Occasionally, certain versions of the game held events that celebrated a certain event in real-life or an event specific to that version, such as a holidays or Facebook events. During these events, certain aspects of the game were modified in celebration; for example, the Wonder Day experience rate, Friends Referral event or special new items that were released.

===Player vs. Player===
The North American version of WonderKing featured a PvP system, which was under development by Ignited Games. Players could face off against each other in 1v1 combat. There was also a Guild PvP feature that was in development and was often referred to as GvG. Players faced each other on specific maps that could only be accessed by challenging another player. There were 4 maps and an option to randomly select the map. The damage done by players was reduced when they faced each other, but HP and MP remained unchanged and were well balanced so that the difference in level did not affect a player's chance of victory. For example, a level 30 player had the same chance to beat a level 100 player as a level 100 player to defeat a level 30 player. There was also a Battleground system and an NPC named Benson who played a major role in this feature.
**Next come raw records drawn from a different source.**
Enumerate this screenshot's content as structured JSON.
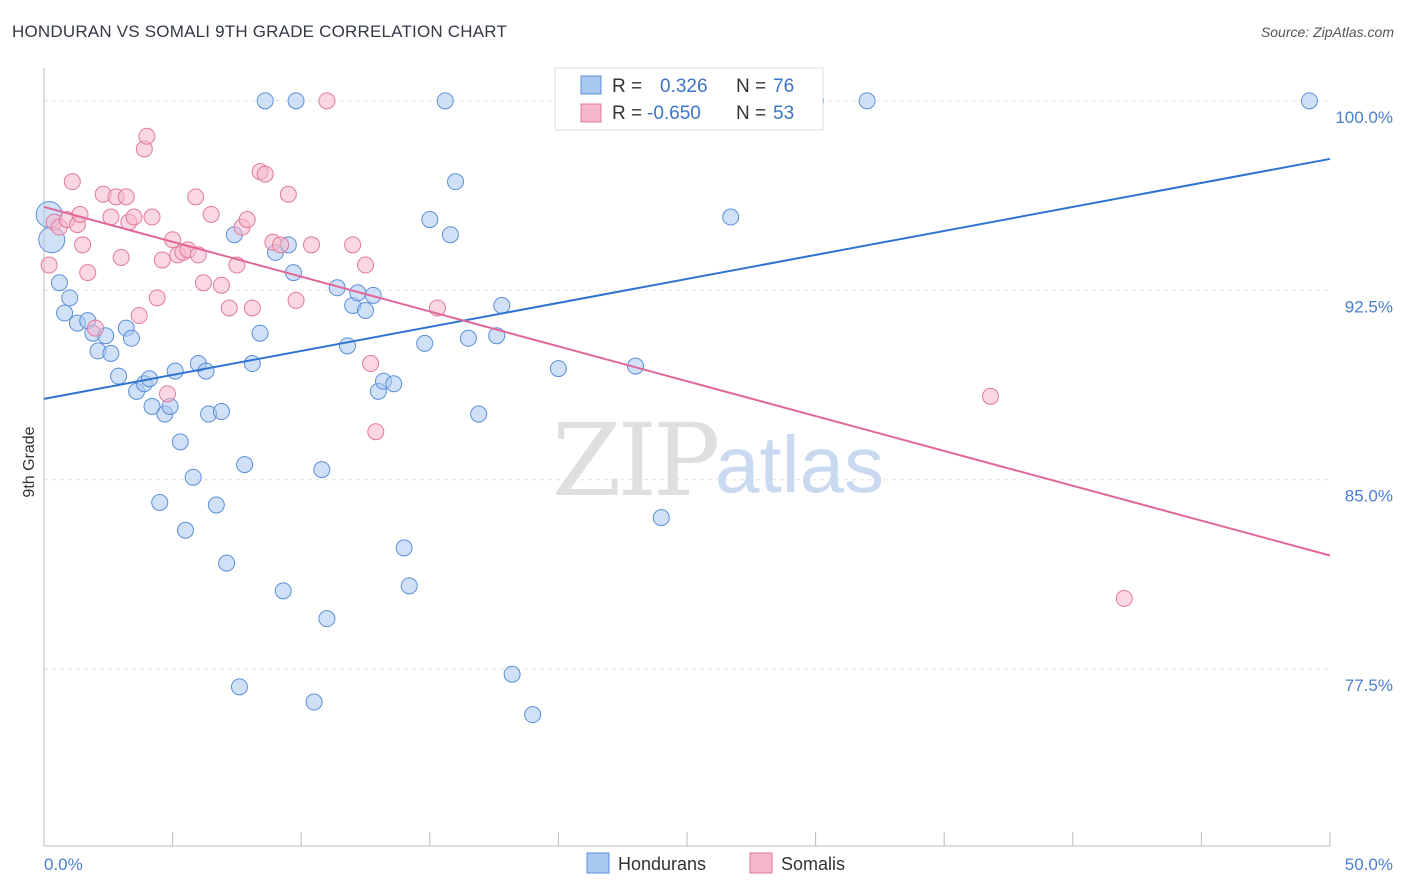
{
  "header": {
    "title": "HONDURAN VS SOMALI 9TH GRADE CORRELATION CHART",
    "source": "Source: ZipAtlas.com"
  },
  "legend_box": {
    "rows": [
      {
        "r_label": "R =",
        "r_value": "0.326",
        "n_label": "N =",
        "n_value": "76",
        "color": "#a9c8f0"
      },
      {
        "r_label": "R =",
        "r_value": "-0.650",
        "n_label": "N =",
        "n_value": "53",
        "color": "#f6b7cb"
      }
    ]
  },
  "bottom_legend": [
    {
      "label": "Hondurans",
      "color": "#a9c8f0"
    },
    {
      "label": "Somalis",
      "color": "#f6b7cb"
    }
  ],
  "watermark": {
    "zip": "ZIP",
    "atlas": "atlas"
  },
  "chart_data": {
    "type": "scatter",
    "title": "HONDURAN VS SOMALI 9TH GRADE CORRELATION CHART",
    "xlabel": "",
    "ylabel": "9th Grade",
    "xlim": [
      0,
      50
    ],
    "ylim": [
      70.5,
      101.3
    ],
    "x_tick_labels": [
      {
        "value": 0,
        "label": "0.0%"
      },
      {
        "value": 50,
        "label": "50.0%"
      }
    ],
    "y_tick_labels": [
      {
        "value": 100,
        "label": "100.0%"
      },
      {
        "value": 92.5,
        "label": "92.5%"
      },
      {
        "value": 85,
        "label": "85.0%"
      },
      {
        "value": 77.5,
        "label": "77.5%"
      }
    ],
    "grid": true,
    "legend_position": "top-center",
    "series": [
      {
        "name": "Hondurans",
        "color": "#a9c8f0",
        "stroke": "#5b8fd6",
        "trend": {
          "x": [
            0,
            50
          ],
          "y": [
            88.2,
            97.7
          ],
          "color": "#2f74d0"
        },
        "points": [
          [
            0.2,
            95.5
          ],
          [
            0.3,
            94.5
          ],
          [
            0.6,
            92.8
          ],
          [
            0.8,
            91.6
          ],
          [
            1.0,
            92.2
          ],
          [
            1.3,
            91.2
          ],
          [
            1.7,
            91.3
          ],
          [
            1.9,
            90.8
          ],
          [
            2.1,
            90.1
          ],
          [
            2.4,
            90.7
          ],
          [
            2.6,
            90.0
          ],
          [
            2.9,
            89.1
          ],
          [
            3.2,
            91.0
          ],
          [
            3.4,
            90.6
          ],
          [
            3.6,
            88.5
          ],
          [
            3.9,
            88.8
          ],
          [
            4.1,
            89.0
          ],
          [
            4.2,
            87.9
          ],
          [
            4.5,
            84.1
          ],
          [
            4.7,
            87.6
          ],
          [
            4.9,
            87.9
          ],
          [
            5.1,
            89.3
          ],
          [
            5.3,
            86.5
          ],
          [
            5.5,
            83.0
          ],
          [
            5.8,
            85.1
          ],
          [
            6.0,
            89.6
          ],
          [
            6.3,
            89.3
          ],
          [
            6.4,
            87.6
          ],
          [
            6.7,
            84.0
          ],
          [
            6.9,
            87.7
          ],
          [
            7.1,
            81.7
          ],
          [
            7.4,
            94.7
          ],
          [
            7.6,
            76.8
          ],
          [
            7.8,
            85.6
          ],
          [
            8.1,
            89.6
          ],
          [
            8.4,
            90.8
          ],
          [
            8.6,
            100.0
          ],
          [
            9.0,
            94.0
          ],
          [
            9.3,
            80.6
          ],
          [
            9.5,
            94.3
          ],
          [
            9.7,
            93.2
          ],
          [
            9.8,
            100.0
          ],
          [
            10.5,
            76.2
          ],
          [
            10.8,
            85.4
          ],
          [
            11.0,
            79.5
          ],
          [
            11.4,
            92.6
          ],
          [
            11.8,
            90.3
          ],
          [
            12.0,
            91.9
          ],
          [
            12.2,
            92.4
          ],
          [
            12.5,
            91.7
          ],
          [
            12.8,
            92.3
          ],
          [
            13.0,
            88.5
          ],
          [
            13.2,
            88.9
          ],
          [
            13.6,
            88.8
          ],
          [
            14.0,
            82.3
          ],
          [
            14.2,
            80.8
          ],
          [
            14.8,
            90.4
          ],
          [
            15.0,
            95.3
          ],
          [
            15.6,
            100.0
          ],
          [
            15.8,
            94.7
          ],
          [
            16.0,
            96.8
          ],
          [
            16.5,
            90.6
          ],
          [
            16.9,
            87.6
          ],
          [
            17.6,
            90.7
          ],
          [
            17.8,
            91.9
          ],
          [
            18.2,
            77.3
          ],
          [
            19.0,
            75.7
          ],
          [
            20.0,
            89.4
          ],
          [
            23.0,
            89.5
          ],
          [
            24.0,
            83.5
          ],
          [
            26.2,
            100.0
          ],
          [
            26.7,
            95.4
          ],
          [
            28.0,
            100.0
          ],
          [
            30.0,
            100.0
          ],
          [
            32.0,
            100.0
          ],
          [
            49.2,
            100.0
          ]
        ]
      },
      {
        "name": "Somalis",
        "color": "#f6b7cb",
        "stroke": "#e07a9c",
        "trend": {
          "x": [
            0,
            50
          ],
          "y": [
            95.8,
            82.0
          ],
          "color": "#e0679a"
        },
        "points": [
          [
            0.2,
            93.5
          ],
          [
            0.4,
            95.2
          ],
          [
            0.6,
            95.0
          ],
          [
            0.9,
            95.3
          ],
          [
            1.1,
            96.8
          ],
          [
            1.3,
            95.1
          ],
          [
            1.5,
            94.3
          ],
          [
            1.7,
            93.2
          ],
          [
            2.0,
            91.0
          ],
          [
            2.3,
            96.3
          ],
          [
            2.6,
            95.4
          ],
          [
            2.8,
            96.2
          ],
          [
            3.0,
            93.8
          ],
          [
            3.3,
            95.2
          ],
          [
            3.5,
            95.4
          ],
          [
            3.7,
            91.5
          ],
          [
            3.9,
            98.1
          ],
          [
            4.0,
            98.6
          ],
          [
            4.2,
            95.4
          ],
          [
            4.4,
            92.2
          ],
          [
            4.6,
            93.7
          ],
          [
            4.8,
            88.4
          ],
          [
            5.0,
            94.5
          ],
          [
            5.2,
            93.9
          ],
          [
            5.4,
            94.0
          ],
          [
            5.6,
            94.1
          ],
          [
            5.9,
            96.2
          ],
          [
            6.2,
            92.8
          ],
          [
            6.5,
            95.5
          ],
          [
            6.9,
            92.7
          ],
          [
            7.2,
            91.8
          ],
          [
            7.5,
            93.5
          ],
          [
            7.7,
            95.0
          ],
          [
            7.9,
            95.3
          ],
          [
            8.1,
            91.8
          ],
          [
            8.4,
            97.2
          ],
          [
            8.6,
            97.1
          ],
          [
            8.9,
            94.4
          ],
          [
            9.2,
            94.3
          ],
          [
            9.5,
            96.3
          ],
          [
            9.8,
            92.1
          ],
          [
            10.4,
            94.3
          ],
          [
            11.0,
            100.0
          ],
          [
            12.5,
            93.5
          ],
          [
            12.7,
            89.6
          ],
          [
            12.9,
            86.9
          ],
          [
            15.3,
            91.8
          ],
          [
            36.8,
            88.3
          ],
          [
            42.0,
            80.3
          ],
          [
            12.0,
            94.3
          ],
          [
            6.0,
            93.9
          ],
          [
            3.2,
            96.2
          ],
          [
            1.4,
            95.5
          ]
        ]
      }
    ]
  }
}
There was only one Battleground map.

===Transportation===
In WonderKing, there was an NPC named Wapi who teleported players to towns and places for a certain price (in Zed). Wapi was in all towns, but not in all locations where he could teleport players. Not all prices were the same when traveling back and forth between the towns. Wapi also gave a discount for players below level 10.

===Mining===
Mining was major implementation in WonderKing Online. Each player could purchase pick axes from the NPC named Dozer located near each Mining Site entrance. The Mining Site was similar how the Open Market worked, as players could enter from each town that had the portal to the Mining Site, but could not use the Mining Site to travel between different towns. When mining the players had to have pickaxes in their inventory which they stacked up to 10 per inventory slot. Each time a pickaxe was used (to start the mining process, by default the key to press was 'B') a bar appeared showing number of pickaxes in inventory and loading bar. The loading bar told the player how long until the next pickaxe will be used. Each pickaxe had a chance to find a mineral or ore, and was also possible to find nothing, as well as finding more than one ore or mineral on the same pickaxe usage.

===Monster Book===
The Monster Book in WonderKing could be used to collect items called Monster Cards that dropped from various monsters and there were specific cards for each level range. To complete a set of cards, the players had to find parts A, B, and C of the set. Once this was completed, the player could use the three pieces to transform into a monster for a certain period of time. Players could also move around and fight in that costume. It disappeared upon death or once time ran out. Certain cards were also available in the Item Mall. Applied transformations were canceled anytime by pressing the "Cancel" button in the Monster Book tab.

== Shutdown ==
Due to legal problems which prevented the developers releasing new content such as classes, maps, and mobs, plus a massive amount of hackers & exploiters, Ignited Games decided to temporarily close the game. Although they stated that the game would be available once everything is back to normal between Ignited and Ryu&Soft, WonderKing was shut down in December 2011.

Ignited Games stated in 2013 that they considered a negotiation with Ryu&Soft and that the pair were in open communication, but nothing came in fruition since 2019.